Your songs have an incredible musical intelligence. What’s your writing process like when you’re sculpting a track from the ground up?

Sometimes it’s poetry, sometimes it’s on an instrument, sometimes it’s a sample and sometimes it’s just a random sound or melody that inspires something. 


You’ve played so many instruments since childhood – is there one that feels most natural to you?

Bass - it’s the lowest quality of a song and has the most power to me ! 


Your new record feels like a journey through transformation – emotional, sonic, even geographic. How did travelling through Japan and California shape the frequencies or textures of the album?

It was mainly the travel, driving, road trip nature to travelling that really influenced the sound. The rolling nature of the mountains, the depth to Japan, the hardness and softness ! 


“I can make your dust turn into sparkles.” It’s a motif that appears across your work. Can you talk about the threads that run from your early projects into SAYA?

I never really saw my early projects as albums more that they were producer mixtapes - ideas all fragmented into projects to pick apart from later. A lot of the SAYA album was just full versions of songs that I had started sampling for 19 masters. 


When you’re creating, do you see sound visually? How much does colour, texture, or movement influence your composition?

Definetly more in a synesthesia - the shape, texture, height to something. I see spaces with production. As if you’re walking into a room. What is it you feel and how far are you from that feeling? Who are the characters? Stuff I’m still constantly learning I feel like I’m just a baby still In my journey !!!!

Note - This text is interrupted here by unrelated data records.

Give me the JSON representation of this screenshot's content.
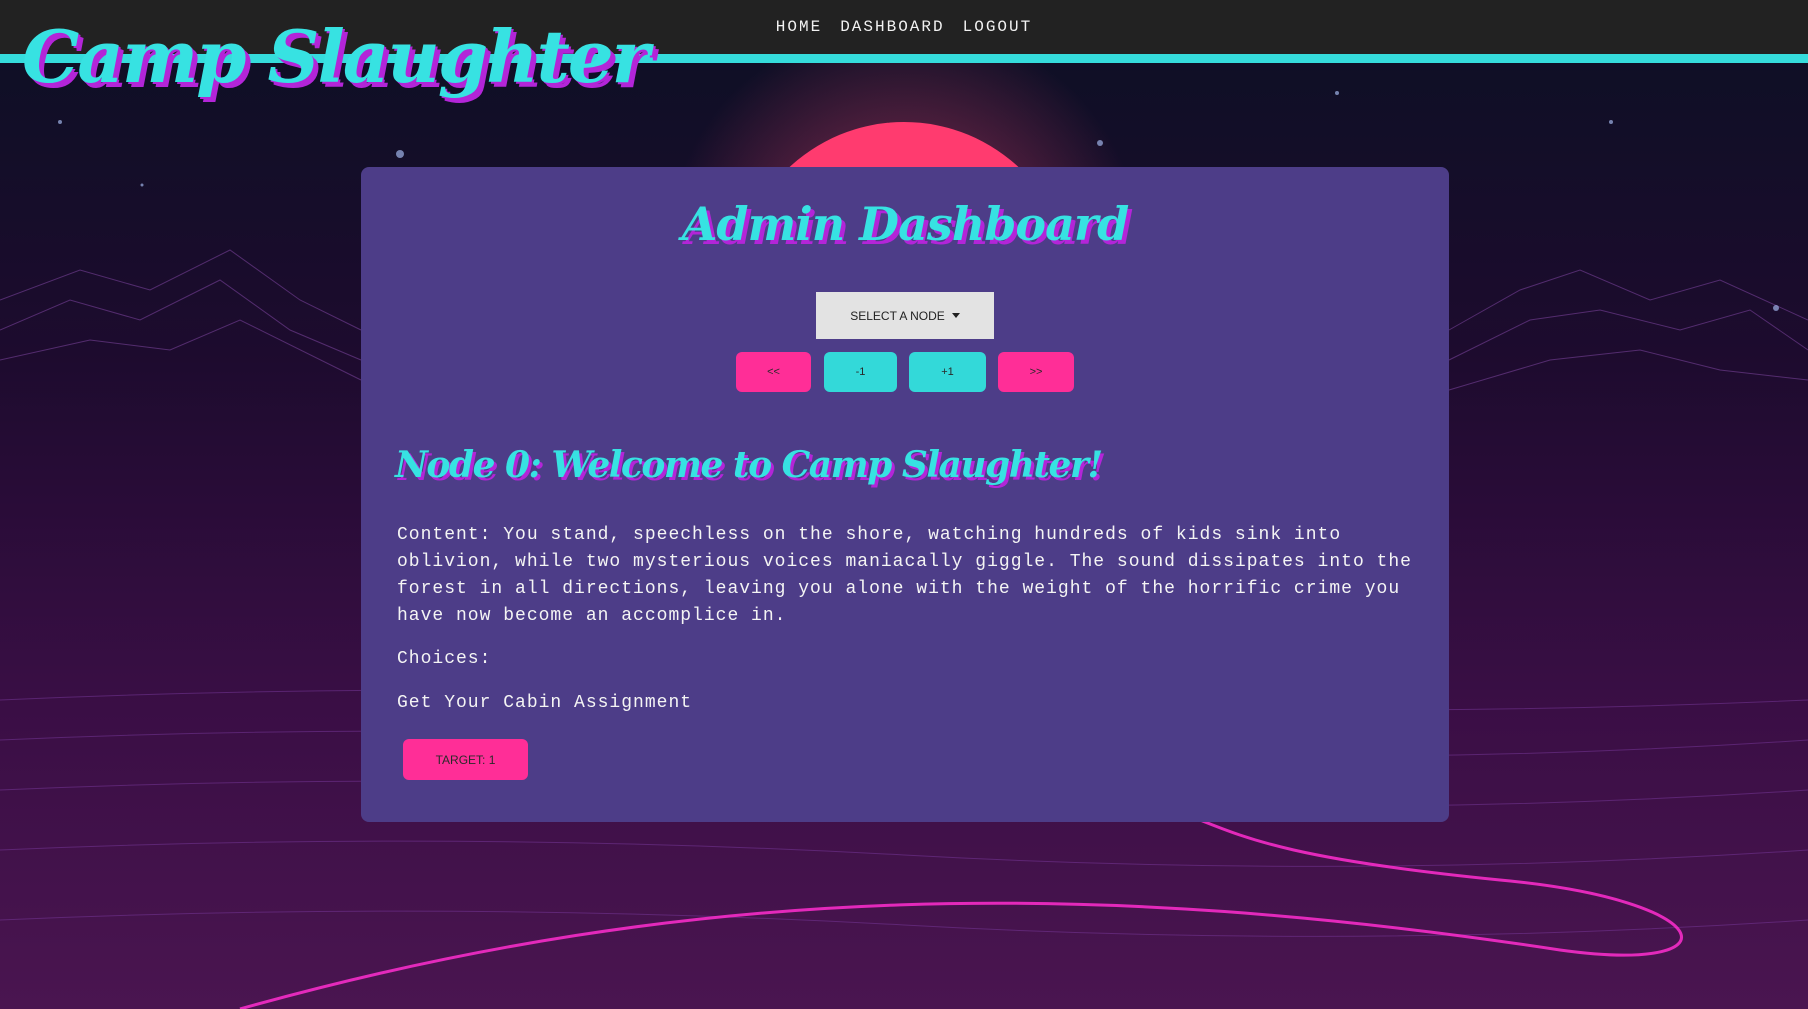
{
  "site": {
    "logo": "Camp Slaughter"
  },
  "nav": {
    "items": [
      {
        "label": "HOME"
      },
      {
        "label": "DASHBOARD"
      },
      {
        "label": "LOGOUT"
      }
    ]
  },
  "dashboard": {
    "title": "Admin Dashboard",
    "select_label": "SELECT A NODE",
    "controls": {
      "first": "<<",
      "prev": "-1",
      "next": "+1",
      "last": ">>"
    }
  },
  "node": {
    "title": "Node 0: Welcome to Camp Slaughter!",
    "content": "Content: You stand, speechless on the shore, watching hundreds of kids sink into oblivion, while two mysterious voices maniacally giggle. The sound dissipates into the forest in all directions, leaving you alone with the weight of the horrific crime you have now become an accomplice in.",
    "choices_label": "Choices:",
    "choices": [
      {
        "text": "Get Your Cabin Assignment",
        "target_label": "TARGET: 1"
      }
    ]
  },
  "colors": {
    "accent_cyan": "#35dcdc",
    "accent_pink": "#ff2e97",
    "panel": "#4d3d88",
    "navbar": "#222222"
  }
}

You’ve said before that you resist being boxed in. How do you personally define freedom – both as an artist and as a person?

Radical authenticity !!! And knowing when influence is positive and when you’re sacrificing authenticity for belonging which is our natural tendency and I fall into it - that’s why I tend to isolate to protect my influencial brain. So sensitive !

If you had to describe your sonic world in three words right now, what would they be?

Student, water and alien. 


You’ve mentioned you live quite off-grid at times, away from screens. How does solitude influence your creative rhythm?

It just helps if you know how you feel about things !! Versus you picking up some subconscious anger from a neighbor ! 


Are you more likely to write a song in a burst of intuition or through slow layering and refinement?

Full black out intuition and emotion.


What’s one unconventional recording or production trick that’s made it onto your tracks?

So much are voicenotes. Sometimes the take is just better and you end up using some botched terrible sounding iPhone voice note then an expensive mic - you really can make something out of anything !! 


Is there a lyric from your past that keeps echoing in your head – one that means something new to you now?

I’ve been looking for a god everyday it’s a symptom of the system. 


What’s something you’ve unlearned in order to grow musically?

Body vs mind - something can technically not work and feel amazing. 


What would you say to your younger self who was just beginning to make music?

I wish I got genghis and co. Earlier! The animals really set me up for the path to success since I’ve had them in my life. 

What is the first album you bought yourself?

Toxicity System of a Down 


First memory of live music?

Dad playing with Aretha, tons of musicals and sitting in the pit. 


Dream collaboration – living or dead?

Yo-Yo Ma.


Do you have any pets – or a dream animal companion?

I will rescue Nigerian  goats at some point. I have a lot of pets at the moment. 


What are you holding if someone paints an oil portrait of you today?

One my cats specifically probably Genghis. 

If you could be an ice cream flavour, which one would you be?

Rum n raisin for old men.


What’s the weirdest dream you’ve ever had?

Every dream I have is f’d up. One was a giant unicorn running on a beach entering and exiting portals while I watched from above. 


If you could instantly learn one new skill, what would it be?

Nunchucks. 


Why do you think we’re here on this planet, right now, at this time?

To fulfill our purpose, be filled with as much juicy love as possible and complete our karmic paths.